The streamlined application process is enhanced if the forms are pre-populated and so only need a signature, says Michelle Cracknell, strategy director at Skandia.
She points out that if employees have to go away and track down their national insurance numbers and other personal details, the likelihood is that the form will disappear into their in-trays indefinitely as inertia takes over.
“The sooner you give the application form to the employee the better. Ideally, you give it out along with the bevy of other paperwork when the person joins the company because it is much more likely to happen in the first week than six months down the line,” she says.
Encouraging new employees to join the company pension scheme when they start out in their role is of course standard practice but advisers are encouraging clients’ human resources departments to better integrate this into their initiation procedures.
“It is important that HR departments are more pro-active if they want to increase employee take-up,” Parker says. “We are encouraging clients to make it part of the induction process.”
He says the use of DVDs can be a good way of bringing the issue to life and these can be tailored to effectively target new recruits of different age groups.
Cracknell also advocates a carrot and stick approach whereby the HR department reaches out each year to staff that have not joined the scheme and re-presents to them.
She also suggests adopting a ‘tough love’ approach, highlighting how much money the employee has passed on by not joining.
“The company can also say that it will only make contributions once the member completes the application process and do not backdate the payments,” Cracknell adds.
If getting employers to sign up to a company pension scheme is seen as the war, getting individuals to become active members is certainly the battle (see box 2). It is oft-reported that 85 per cent or more of scheme members remain in the default fund and opt to continue paying the default level of contributions.
Tyler says evidence from the US suggests that auto-enrolment does not improve this with employees effectively assuming that the default options are the recommended ones by their very nature.
He says one way round member inertia to increasing contributions could be the ‘Save More Tomorrow’ plan, a behavioural economics program developed in the US. Under the arrangement, new members agree to their contributions being automatically increased as their salary rises.
Webb says that Fidelity has found only around 10 per cent of US clients have adopted this approach, however. It is still very much in its infancy in the UK and some employers could struggle to administer it.

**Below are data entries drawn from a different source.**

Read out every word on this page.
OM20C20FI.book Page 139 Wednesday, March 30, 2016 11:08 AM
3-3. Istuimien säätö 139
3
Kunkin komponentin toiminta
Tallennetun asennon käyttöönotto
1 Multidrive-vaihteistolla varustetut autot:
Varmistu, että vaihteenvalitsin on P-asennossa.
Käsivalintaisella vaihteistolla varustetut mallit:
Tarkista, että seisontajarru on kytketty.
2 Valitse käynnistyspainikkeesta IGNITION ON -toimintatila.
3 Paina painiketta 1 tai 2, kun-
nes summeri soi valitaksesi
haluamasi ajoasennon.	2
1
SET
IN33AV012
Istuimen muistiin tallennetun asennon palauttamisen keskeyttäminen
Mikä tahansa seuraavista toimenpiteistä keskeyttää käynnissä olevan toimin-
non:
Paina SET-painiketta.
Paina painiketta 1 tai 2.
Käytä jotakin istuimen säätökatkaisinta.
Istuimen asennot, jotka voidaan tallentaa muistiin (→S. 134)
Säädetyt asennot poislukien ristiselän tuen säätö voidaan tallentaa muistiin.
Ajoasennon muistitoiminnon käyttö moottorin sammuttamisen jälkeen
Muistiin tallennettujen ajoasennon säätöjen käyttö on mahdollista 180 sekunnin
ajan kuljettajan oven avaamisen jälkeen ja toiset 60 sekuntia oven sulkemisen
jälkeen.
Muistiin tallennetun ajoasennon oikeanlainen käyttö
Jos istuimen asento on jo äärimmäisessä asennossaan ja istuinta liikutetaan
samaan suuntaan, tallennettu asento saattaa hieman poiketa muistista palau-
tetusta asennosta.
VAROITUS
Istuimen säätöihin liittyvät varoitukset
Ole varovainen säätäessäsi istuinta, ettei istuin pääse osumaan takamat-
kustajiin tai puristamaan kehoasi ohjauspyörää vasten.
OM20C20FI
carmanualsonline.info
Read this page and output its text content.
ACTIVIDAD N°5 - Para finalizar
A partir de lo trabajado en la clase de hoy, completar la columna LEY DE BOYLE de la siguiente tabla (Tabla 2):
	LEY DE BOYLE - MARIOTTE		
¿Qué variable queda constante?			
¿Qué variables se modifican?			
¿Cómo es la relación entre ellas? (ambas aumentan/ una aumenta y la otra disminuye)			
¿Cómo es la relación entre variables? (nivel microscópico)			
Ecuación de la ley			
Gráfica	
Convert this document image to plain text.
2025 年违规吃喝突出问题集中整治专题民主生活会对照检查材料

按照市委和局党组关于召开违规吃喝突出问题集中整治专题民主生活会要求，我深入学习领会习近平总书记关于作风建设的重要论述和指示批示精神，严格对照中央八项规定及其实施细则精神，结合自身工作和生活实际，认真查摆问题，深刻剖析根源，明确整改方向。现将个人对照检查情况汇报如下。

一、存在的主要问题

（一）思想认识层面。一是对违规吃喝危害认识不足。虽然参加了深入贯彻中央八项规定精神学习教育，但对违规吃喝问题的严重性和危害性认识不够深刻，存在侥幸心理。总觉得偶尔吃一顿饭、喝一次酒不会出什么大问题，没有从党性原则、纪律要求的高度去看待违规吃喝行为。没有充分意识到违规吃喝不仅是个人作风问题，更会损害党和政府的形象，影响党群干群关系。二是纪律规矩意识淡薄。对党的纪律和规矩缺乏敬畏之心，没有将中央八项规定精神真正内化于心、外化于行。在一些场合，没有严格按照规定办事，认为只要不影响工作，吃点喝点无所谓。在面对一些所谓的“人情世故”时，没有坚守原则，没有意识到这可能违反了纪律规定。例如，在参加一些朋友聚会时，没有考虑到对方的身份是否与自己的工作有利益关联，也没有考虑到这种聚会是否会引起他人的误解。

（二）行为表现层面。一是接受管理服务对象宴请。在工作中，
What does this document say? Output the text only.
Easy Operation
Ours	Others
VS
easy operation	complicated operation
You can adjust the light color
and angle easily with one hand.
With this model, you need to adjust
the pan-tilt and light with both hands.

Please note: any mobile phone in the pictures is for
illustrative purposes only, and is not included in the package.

There is also the risk that this level of commitment could scare new members away from the scheme, Parker warns. “People may be happy to make a 4 per cent contribution in the first year but if that goes up to 5 per cent the next year and so on, there is a risk that individuals could be priced out of joining the scheme at all,” he says.
This is particularly true of younger recruits, such as graduates, who are often better off making minimum contributions while paying off their student debts, Parker adds.
As a base level, contributions should be quoted as a percentage of salary rather than cash amounts, he says, which will ensure at least a minimum ‘indexation’ of contributions.
Attempting to engage members about their investment choices can be even more difficult where there is no individual advice. Too much choice can again encourage apathy by inhibiting decision-making but opting for the default fund can be a potentially damagingly conservative choice for some members, Tyler warns.
Webb also favours companies using benchmarks that employees will understand when presenting funds, such as cash plus, rather than index they most likely have never heard of.
This is easier with some funds than others but should be considered as part of an effective communications programme devised to challenge most investors’ at times unduly cautious nature.
Tyler says that if there was an easy answer to DC retirement planning then lottery ticket sales would dry up. There are certainly a number of common behavioural traits that can act as barriers to increased take-up of occupational pension schemes. But if advisers try to turn these often predictable behaviour patterns on their head, they may well be able to use them to their advantage.
expert view – Effective communication
Greg Thorley, Communication & education development manager, Standard Life
The value of face-to-face advice has long been recognised, but internal research from Standard Life underlines just how powerful a tool it can be as a means of increasing scheme take-up. The insurer found that effective education and communication programmes can more than double the number of employees signing up to their occupational arrangement.
After surveying over 1,000 employees of clients, Standard found that 45 per cent of workers rate their knowledge of pensions as ‘low’ or ‘very low’. However, after listening to presentations from its employee communication team, 97 per cent said they had a better understanding of their employer’s scheme and take-up on average soared from 40 per cent to 88 per cent. At the same time, 87 per cent of employees also said they valued their employee benefits package more.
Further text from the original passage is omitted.